Bot Studio API Rate Limiting (429) during JMeter Load Test with 100 Concurrent Sessions

Running a load test to validate Bot Studio performance under concurrent user pressure. The setup involves a custom JMeter script hitting the Genesys Cloud Bot API endpoint /api/v2/bots/sessions to initiate conversations. The goal is to simulate 100 concurrent users interacting with a simple FAQ bot flow.

The problem emerges almost immediately. Once the virtual user count hits around 30-40 concurrent sessions, the API starts returning 429 Too Many Requests errors consistently. This happens even though the platform dashboard shows plenty of available bot capacity and no obvious CPU spikes on the edge nodes. The error payload includes a Retry-After header, but the values are inconsistent, ranging from 1s to 5s, making it hard to implement a reliable retry logic in the JMeter test plan.

Here are the specifics:

  • Endpoint: POST /api/v2/bots/sessions
  • JMeter Config: 100 threads, ramp-up 10s, loop count 10. Using a CSV dataset for unique user IDs.
  • Bot Version: v2.3.1 (Bot Studio)
  • Error: 429 Too Many Requests
  • Environment: Genesys Cloud (US-East), BYOC Edge deployment.

I’ve checked the API documentation for rate limits, but the standard limits seem high enough for this volume. Is there a specific bot session rate limit that is lower than the general API limits? Or is this related to WebSocket connection pooling on the Edge?

The test fails completely because the JMeter script doesn’t handle the 429s gracefully, causing the entire batch to error out. Looking for advice on how to structure the JMeter script to handle these retries correctly, or if there’s a known bottleneck in the Bot Studio API during high concurrency. Also, curious if anyone has seen this behavior with similar load patterns. Is it better to stagger the requests more aggressively in the test setup to avoid triggering these limits?

While bot throttling falls outside my primary scope of recording exports, the mechanics of tenant-wide rate limiting are consistent across the Genesys Cloud API. The 429 errors you see at 30-40 concurrent sessions suggest the JMeter script is hitting the global request limit for the tenant, not just a specific endpoint limit.

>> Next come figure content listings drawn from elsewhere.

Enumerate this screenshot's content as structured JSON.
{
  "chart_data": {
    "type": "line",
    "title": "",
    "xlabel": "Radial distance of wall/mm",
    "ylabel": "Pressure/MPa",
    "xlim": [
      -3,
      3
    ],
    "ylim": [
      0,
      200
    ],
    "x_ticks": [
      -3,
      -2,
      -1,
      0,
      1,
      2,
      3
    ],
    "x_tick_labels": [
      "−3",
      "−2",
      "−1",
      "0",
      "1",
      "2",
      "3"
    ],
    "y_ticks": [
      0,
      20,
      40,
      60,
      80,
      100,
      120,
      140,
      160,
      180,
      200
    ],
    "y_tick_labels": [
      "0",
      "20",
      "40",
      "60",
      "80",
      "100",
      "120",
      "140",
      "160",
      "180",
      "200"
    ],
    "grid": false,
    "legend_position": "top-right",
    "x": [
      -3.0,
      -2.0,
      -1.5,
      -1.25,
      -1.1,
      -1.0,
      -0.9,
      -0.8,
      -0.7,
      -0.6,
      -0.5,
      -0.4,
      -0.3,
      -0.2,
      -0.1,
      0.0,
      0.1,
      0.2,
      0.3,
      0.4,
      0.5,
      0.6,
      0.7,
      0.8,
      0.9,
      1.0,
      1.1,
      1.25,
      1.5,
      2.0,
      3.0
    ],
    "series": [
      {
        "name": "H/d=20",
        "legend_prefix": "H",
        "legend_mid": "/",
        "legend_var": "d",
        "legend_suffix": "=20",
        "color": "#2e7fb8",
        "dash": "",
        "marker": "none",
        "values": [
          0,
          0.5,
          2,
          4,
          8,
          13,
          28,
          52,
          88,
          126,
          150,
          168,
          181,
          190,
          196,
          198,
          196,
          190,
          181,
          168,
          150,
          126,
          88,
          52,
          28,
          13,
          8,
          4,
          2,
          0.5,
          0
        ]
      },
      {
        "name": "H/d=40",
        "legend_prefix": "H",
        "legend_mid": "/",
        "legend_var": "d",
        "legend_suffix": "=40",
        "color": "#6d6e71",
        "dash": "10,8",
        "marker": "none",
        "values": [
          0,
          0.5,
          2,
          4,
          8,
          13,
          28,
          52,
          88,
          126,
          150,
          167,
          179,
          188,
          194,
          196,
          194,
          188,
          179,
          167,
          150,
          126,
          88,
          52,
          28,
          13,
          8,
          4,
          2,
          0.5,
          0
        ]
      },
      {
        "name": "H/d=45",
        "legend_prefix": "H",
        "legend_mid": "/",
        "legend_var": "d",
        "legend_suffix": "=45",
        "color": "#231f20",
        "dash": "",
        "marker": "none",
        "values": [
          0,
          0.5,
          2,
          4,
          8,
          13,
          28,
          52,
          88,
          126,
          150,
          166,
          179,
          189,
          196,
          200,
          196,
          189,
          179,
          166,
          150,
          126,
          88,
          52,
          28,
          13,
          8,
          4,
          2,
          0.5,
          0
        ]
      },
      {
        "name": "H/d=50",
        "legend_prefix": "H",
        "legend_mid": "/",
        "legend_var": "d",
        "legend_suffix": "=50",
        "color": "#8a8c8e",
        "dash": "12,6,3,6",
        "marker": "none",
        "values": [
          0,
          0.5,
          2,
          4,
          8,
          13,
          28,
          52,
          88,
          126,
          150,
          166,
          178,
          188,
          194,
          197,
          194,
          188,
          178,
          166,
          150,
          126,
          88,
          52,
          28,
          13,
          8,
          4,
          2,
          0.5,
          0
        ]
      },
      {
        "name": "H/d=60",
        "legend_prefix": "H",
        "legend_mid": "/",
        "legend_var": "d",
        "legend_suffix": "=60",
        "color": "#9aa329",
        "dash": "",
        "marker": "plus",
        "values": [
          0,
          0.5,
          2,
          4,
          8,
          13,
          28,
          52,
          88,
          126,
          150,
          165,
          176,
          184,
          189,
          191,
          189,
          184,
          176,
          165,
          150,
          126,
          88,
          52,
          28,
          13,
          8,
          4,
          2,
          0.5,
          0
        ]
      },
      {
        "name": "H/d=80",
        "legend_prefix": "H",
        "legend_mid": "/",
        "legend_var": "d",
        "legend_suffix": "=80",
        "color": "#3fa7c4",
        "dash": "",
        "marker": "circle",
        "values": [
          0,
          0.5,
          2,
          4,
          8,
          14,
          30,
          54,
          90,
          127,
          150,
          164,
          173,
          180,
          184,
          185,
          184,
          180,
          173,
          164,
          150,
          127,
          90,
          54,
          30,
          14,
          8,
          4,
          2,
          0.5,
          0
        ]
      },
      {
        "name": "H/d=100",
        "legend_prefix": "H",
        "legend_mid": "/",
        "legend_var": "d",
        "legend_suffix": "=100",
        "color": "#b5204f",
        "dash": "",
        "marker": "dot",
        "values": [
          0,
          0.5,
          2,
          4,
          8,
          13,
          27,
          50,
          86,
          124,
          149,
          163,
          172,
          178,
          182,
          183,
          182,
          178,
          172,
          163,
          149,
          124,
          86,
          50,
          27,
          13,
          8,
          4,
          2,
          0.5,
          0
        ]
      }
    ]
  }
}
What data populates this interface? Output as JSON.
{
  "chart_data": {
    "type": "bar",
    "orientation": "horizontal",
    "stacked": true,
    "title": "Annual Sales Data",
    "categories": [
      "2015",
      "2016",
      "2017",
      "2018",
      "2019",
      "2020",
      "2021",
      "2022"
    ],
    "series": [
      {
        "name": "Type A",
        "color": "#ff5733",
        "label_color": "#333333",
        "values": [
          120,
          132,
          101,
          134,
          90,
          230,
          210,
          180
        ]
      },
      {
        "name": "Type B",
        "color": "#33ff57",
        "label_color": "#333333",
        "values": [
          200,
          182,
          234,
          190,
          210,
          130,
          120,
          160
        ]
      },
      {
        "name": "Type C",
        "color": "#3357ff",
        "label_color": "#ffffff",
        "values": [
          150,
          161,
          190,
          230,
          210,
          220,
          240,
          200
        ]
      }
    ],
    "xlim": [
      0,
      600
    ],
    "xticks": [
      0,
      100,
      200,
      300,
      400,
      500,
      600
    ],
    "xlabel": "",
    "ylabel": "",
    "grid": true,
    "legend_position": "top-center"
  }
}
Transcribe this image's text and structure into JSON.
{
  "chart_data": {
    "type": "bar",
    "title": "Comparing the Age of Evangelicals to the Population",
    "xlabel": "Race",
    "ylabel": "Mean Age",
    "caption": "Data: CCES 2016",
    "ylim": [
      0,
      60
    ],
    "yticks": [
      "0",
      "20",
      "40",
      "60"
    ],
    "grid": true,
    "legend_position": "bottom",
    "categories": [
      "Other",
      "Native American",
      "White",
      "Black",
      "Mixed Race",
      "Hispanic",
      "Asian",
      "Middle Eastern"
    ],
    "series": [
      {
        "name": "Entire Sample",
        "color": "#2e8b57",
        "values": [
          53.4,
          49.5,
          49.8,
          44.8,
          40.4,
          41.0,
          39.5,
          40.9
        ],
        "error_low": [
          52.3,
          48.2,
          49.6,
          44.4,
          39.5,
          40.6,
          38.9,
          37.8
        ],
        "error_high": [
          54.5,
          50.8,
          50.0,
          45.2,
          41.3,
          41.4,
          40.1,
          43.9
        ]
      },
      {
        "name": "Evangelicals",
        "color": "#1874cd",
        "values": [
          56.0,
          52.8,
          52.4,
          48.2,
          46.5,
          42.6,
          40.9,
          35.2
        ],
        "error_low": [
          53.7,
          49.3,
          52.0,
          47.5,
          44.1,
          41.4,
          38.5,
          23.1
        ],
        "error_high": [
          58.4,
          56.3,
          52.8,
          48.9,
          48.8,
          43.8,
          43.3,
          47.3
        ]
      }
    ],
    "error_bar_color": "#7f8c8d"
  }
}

When designing load tests, it is critical to respect the exponential backoff strategy. The response headers Retry-After and X-RateLimit-Remaining provide the exact data needed to adjust the pacing. Ignoring these headers forces the client into a retry storm, which exacerbates the throttling.

A more robust approach is to implement a dynamic delay in your JMeter test plan. Instead of fixed delays, use a JSR223 PostProcessor to read the Retry-After header from the previous request and pause the thread accordingly. Here is a sample Groovy snippet for that:

def retryAfter = prev.getResponseHeader("Retry-After")
if (retryAfter != null) {
 try {
 def sleepTime = Integer.parseInt(retryAfter) * 1000
 log.info "Rate limited. Sleeping for ${sleepTime}ms"
 Thread.sleep(sleepTime)
 } catch (NumberFormatException e) {
 log.warn "Invalid Retry-After value: " + retryAfter
 }
}

Additionally, consider staggering the start times of your virtual users. Launching 100 threads simultaneously creates a spike that triggers immediate protection mechanisms. A ramp-up period of 60-120 seconds allows the system to allocate resources more evenly.

For production load testing, the recommended method is often to use the Genesys Cloud Load Testing service if available in your region, or to coordinate with Support to temporarily increase limits for a controlled test window. This ensures accurate baseline metrics without risking service degradation for other tenants.